La protesta dei ricercatori universitari contro la riforma Gelmini, scoppiata nelle facoltà scientifiche della Statale, ha raggiunto tutti gli atenei milanesi. Alla Bicocca, nei consigli di facoltà di Scienze della formazione e Psicologia, professori ordinari e associati hanno espresso ufficialmente la loro solidarietà ai ricercatori, che minacciano di «rifiutare ogni incarico didattico non obbligatorio» se la riforma diventerà legge. Che equivale a dire, di fatto, che non si terrà più lezione. E che, di conseguenza, dal prossimo settembre si bloccheranno i corsi di laurea. Al Politecnico un gruppo di ricercatori si è riunito per discutere «azioni da intraprendere contro un provvedimento che cancella la nostra esistenza». Il problema è sentito a livello nazionale. Oggi alle 10.30, nel polo scientifico della Statale a Città Studi, in via Colombo, si incontreranno ricercatori di 27 atenei, dalla Sapienza di Roma all´università di Lecce, per studiare un documento comune con l´obiettivo di mettere pressione al governo e convincerlo a fare marcia indietro.

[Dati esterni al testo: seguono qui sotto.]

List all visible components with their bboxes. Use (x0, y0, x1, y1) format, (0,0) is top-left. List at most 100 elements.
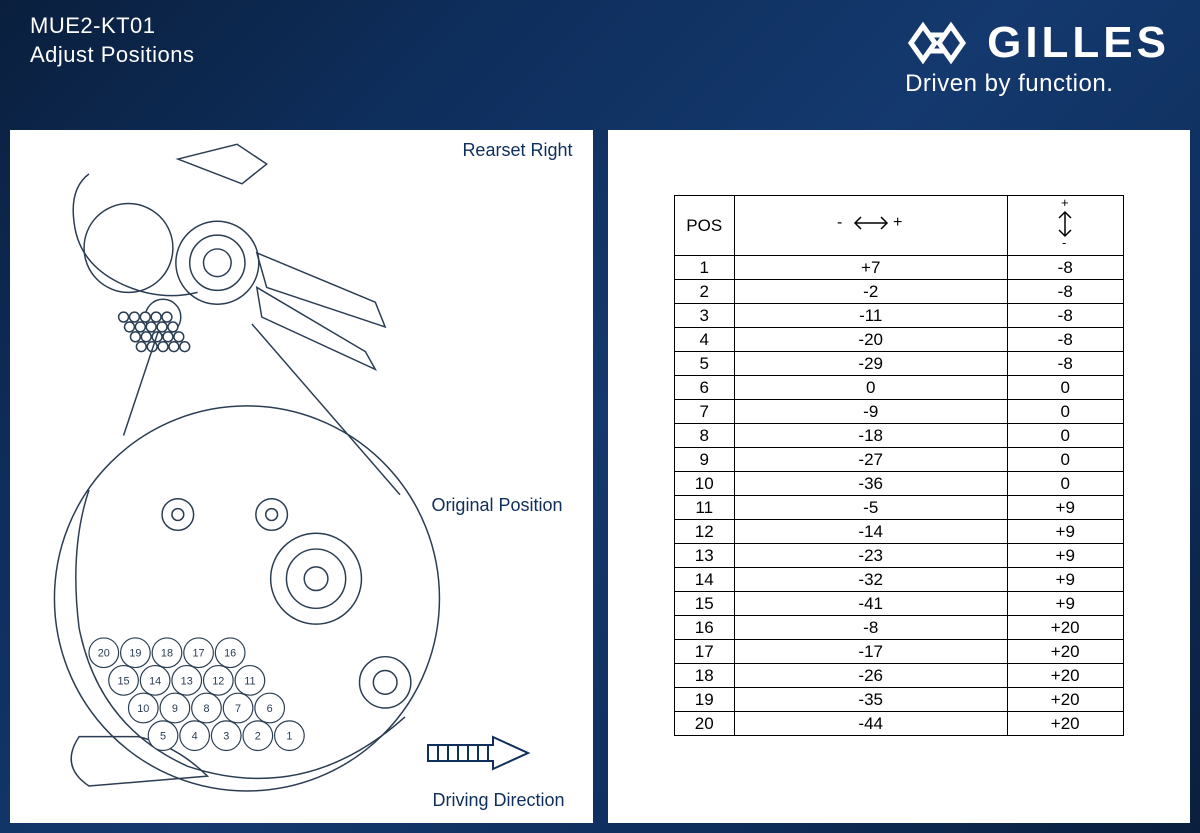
col-horizontal: - + (734, 196, 1007, 256)
svg-text:3: 3 (223, 731, 229, 743)
cell-pos: 15 (674, 592, 734, 616)
cell-horizontal: -5 (734, 496, 1007, 520)
label-rearset-right: Rearset Right (462, 140, 572, 161)
cell-pos: 20 (674, 712, 734, 736)
cell-pos: 19 (674, 688, 734, 712)
cell-horizontal: -26 (734, 664, 1007, 688)
cell-vertical: +9 (1007, 592, 1123, 616)
table-panel: POS - + (608, 130, 1191, 823)
cell-horizontal: -23 (734, 544, 1007, 568)
svg-text:20: 20 (98, 648, 110, 660)
svg-text:6: 6 (267, 703, 273, 715)
cell-horizontal: -41 (734, 592, 1007, 616)
cell-pos: 16 (674, 616, 734, 640)
diagram-panel: 2019181716151413121110987654321 Rearset … (10, 130, 593, 823)
table-row: 16-8+20 (674, 616, 1123, 640)
cell-vertical: -8 (1007, 352, 1123, 376)
brand-tagline: Driven by function. (905, 70, 1170, 98)
table-row: 17-17+20 (674, 640, 1123, 664)
table-row: 13-23+9 (674, 544, 1123, 568)
cell-pos: 9 (674, 448, 734, 472)
driving-direction-arrow-icon (423, 733, 533, 773)
cell-pos: 11 (674, 496, 734, 520)
svg-text:-: - (837, 214, 842, 231)
cell-horizontal: -14 (734, 520, 1007, 544)
cell-vertical: +20 (1007, 688, 1123, 712)
cell-horizontal: -2 (734, 280, 1007, 304)
label-driving-direction: Driving Direction (432, 790, 564, 811)
brand-name: GILLES (987, 18, 1170, 68)
table-row: 3-11-8 (674, 304, 1123, 328)
col-vertical: + - (1007, 196, 1123, 256)
table-row: 5-29-8 (674, 352, 1123, 376)
svg-text:13: 13 (181, 675, 193, 687)
cell-vertical: -8 (1007, 256, 1123, 280)
table-row: 8-180 (674, 424, 1123, 448)
cell-vertical: +20 (1007, 712, 1123, 736)
svg-text:2: 2 (255, 731, 261, 743)
cell-vertical: -8 (1007, 280, 1123, 304)
cell-pos: 17 (674, 640, 734, 664)
cell-vertical: -8 (1007, 304, 1123, 328)
svg-text:14: 14 (149, 675, 161, 687)
cell-pos: 14 (674, 568, 734, 592)
table-row: 20-44+20 (674, 712, 1123, 736)
cell-horizontal: -9 (734, 400, 1007, 424)
svg-text:+: + (1061, 198, 1069, 210)
svg-text:1: 1 (286, 731, 292, 743)
cell-pos: 5 (674, 352, 734, 376)
cell-vertical: 0 (1007, 472, 1123, 496)
table-row: 4-20-8 (674, 328, 1123, 352)
table-row: 2-2-8 (674, 280, 1123, 304)
brand-block: GILLES Driven by function. (905, 18, 1170, 98)
svg-text:5: 5 (160, 731, 166, 743)
cell-horizontal: -36 (734, 472, 1007, 496)
svg-text:19: 19 (129, 648, 141, 660)
cell-horizontal: -8 (734, 616, 1007, 640)
cell-vertical: +9 (1007, 496, 1123, 520)
cell-vertical: 0 (1007, 448, 1123, 472)
label-original-position: Original Position (431, 495, 562, 516)
svg-text:18: 18 (161, 648, 173, 660)
svg-text:17: 17 (193, 648, 205, 660)
svg-text:4: 4 (192, 731, 198, 743)
svg-text:15: 15 (117, 675, 129, 687)
table-row: 9-270 (674, 448, 1123, 472)
cell-horizontal: -17 (734, 640, 1007, 664)
cell-pos: 7 (674, 400, 734, 424)
cell-horizontal: 0 (734, 376, 1007, 400)
cell-vertical: +20 (1007, 616, 1123, 640)
cell-pos: 6 (674, 376, 734, 400)
table-row: 10-360 (674, 472, 1123, 496)
cell-horizontal: -11 (734, 304, 1007, 328)
brand-logo-icon (905, 18, 969, 68)
table-row: 1+7-8 (674, 256, 1123, 280)
cell-vertical: 0 (1007, 424, 1123, 448)
svg-text:-: - (1062, 235, 1066, 248)
svg-text:10: 10 (137, 703, 149, 715)
cell-vertical: +9 (1007, 544, 1123, 568)
cell-vertical: 0 (1007, 400, 1123, 424)
cell-pos: 12 (674, 520, 734, 544)
svg-text:16: 16 (224, 648, 236, 660)
table-row: 15-41+9 (674, 592, 1123, 616)
cell-pos: 2 (674, 280, 734, 304)
cell-horizontal: -32 (734, 568, 1007, 592)
cell-vertical: +9 (1007, 568, 1123, 592)
svg-text:9: 9 (172, 703, 178, 715)
horizontal-axis-icon: - + (831, 212, 911, 234)
cell-horizontal: -44 (734, 712, 1007, 736)
col-pos: POS (674, 196, 734, 256)
cell-horizontal: -35 (734, 688, 1007, 712)
cell-horizontal: -18 (734, 424, 1007, 448)
cell-pos: 4 (674, 328, 734, 352)
svg-text:8: 8 (203, 703, 209, 715)
cell-vertical: +9 (1007, 520, 1123, 544)
cell-pos: 1 (674, 256, 734, 280)
table-row: 7-90 (674, 400, 1123, 424)
cell-pos: 18 (674, 664, 734, 688)
table-row: 11-5+9 (674, 496, 1123, 520)
cell-horizontal: -20 (734, 328, 1007, 352)
cell-vertical: +20 (1007, 640, 1123, 664)
cell-vertical: -8 (1007, 328, 1123, 352)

Le preoccupazioni dei ricercatori si basano sul fatto che il documento licenziato dal ministero dell´Istruzione – che il 18 maggio andrà al voto del Senato ed entro settembre approderà alla Camera – introduce la figura del ricercatore a tempo determinato in carica sei anni, che al termine del periodo dovrebbe diventare professore associato (se ci sono soldi per assumerlo) o ricevere il benservito e andare a casa. Ma nella bozza non si menziona chi già oggi fa ricerca, e non si indicano le risorse con cui verranno pagate le eventuali progressioni di carriera. In più, si cancella la presenza dei ricercatori negli organi di governo degli atenei. «La riforma è tanto più grave se si tiene conto dei tagli all´università previsti dalla Finanziaria del 2008 – dice Stefano Simonetta, 42 anni, ricercatore a Lettere e membro del Cda della Statale – con gli atenei senza soldi, non solo ogni progresso di carriera sarà impossibile ma gli atenei non riusciranno nemmeno a chiudere i bilanci». La Finanziaria di quest´anno (la cui approvazione è attesa per l´autunno) potrebbe infatti confermare i tagli per 1,6 miliardi di euro in tutta Italia previsti due anni fa dalla legge di bilancio.
La minaccia dei ricercatori non lascia indifferenti i vertici delle università. Ieri a Roma la Crui, ovvero la conferenza dei rettori italiani, presieduta dal rettore della Statale Enrico Decleva, ha passato in analisi il progetto di riforma. E Marcello Fontanesi, capo della Bicocca, già da tempo ha annunciato ai suoi 412 ricercatori che sosterrà la loro causa «nelle sedi opportune». La speranza è che si eviti di arrivare ad un muro contro muro che paralizzerebbe le università. I numeri della protesta sono infatti sempre più importanti: a Lettere e Filosofia si dicono pronti a non fare più lezioni “non dovute da contratto” (cioè tutte) 53 dei 93 ricercatori. E se ad Agraria (sempre in Statale) tutti i ricercatori sono pronti allo stop della didattica, in alcune facoltà della Bicocca si conta di non consegnare nemmeno i programmi didattici: primo, tangibile passo verso il rifiuto di presentarsi in aula. «Speriamo di non dovere arrivare a tanto – dice Silvia Vignato, ricercatrice a Scienze della formazione in Bicocca – amiamo il nostro lavoro e vogliamo che l´università viva. Ma di fronte a una riforma che ci condanna a sparire, dopo tanti anni di sacrifici, non possiamo stare a guardare».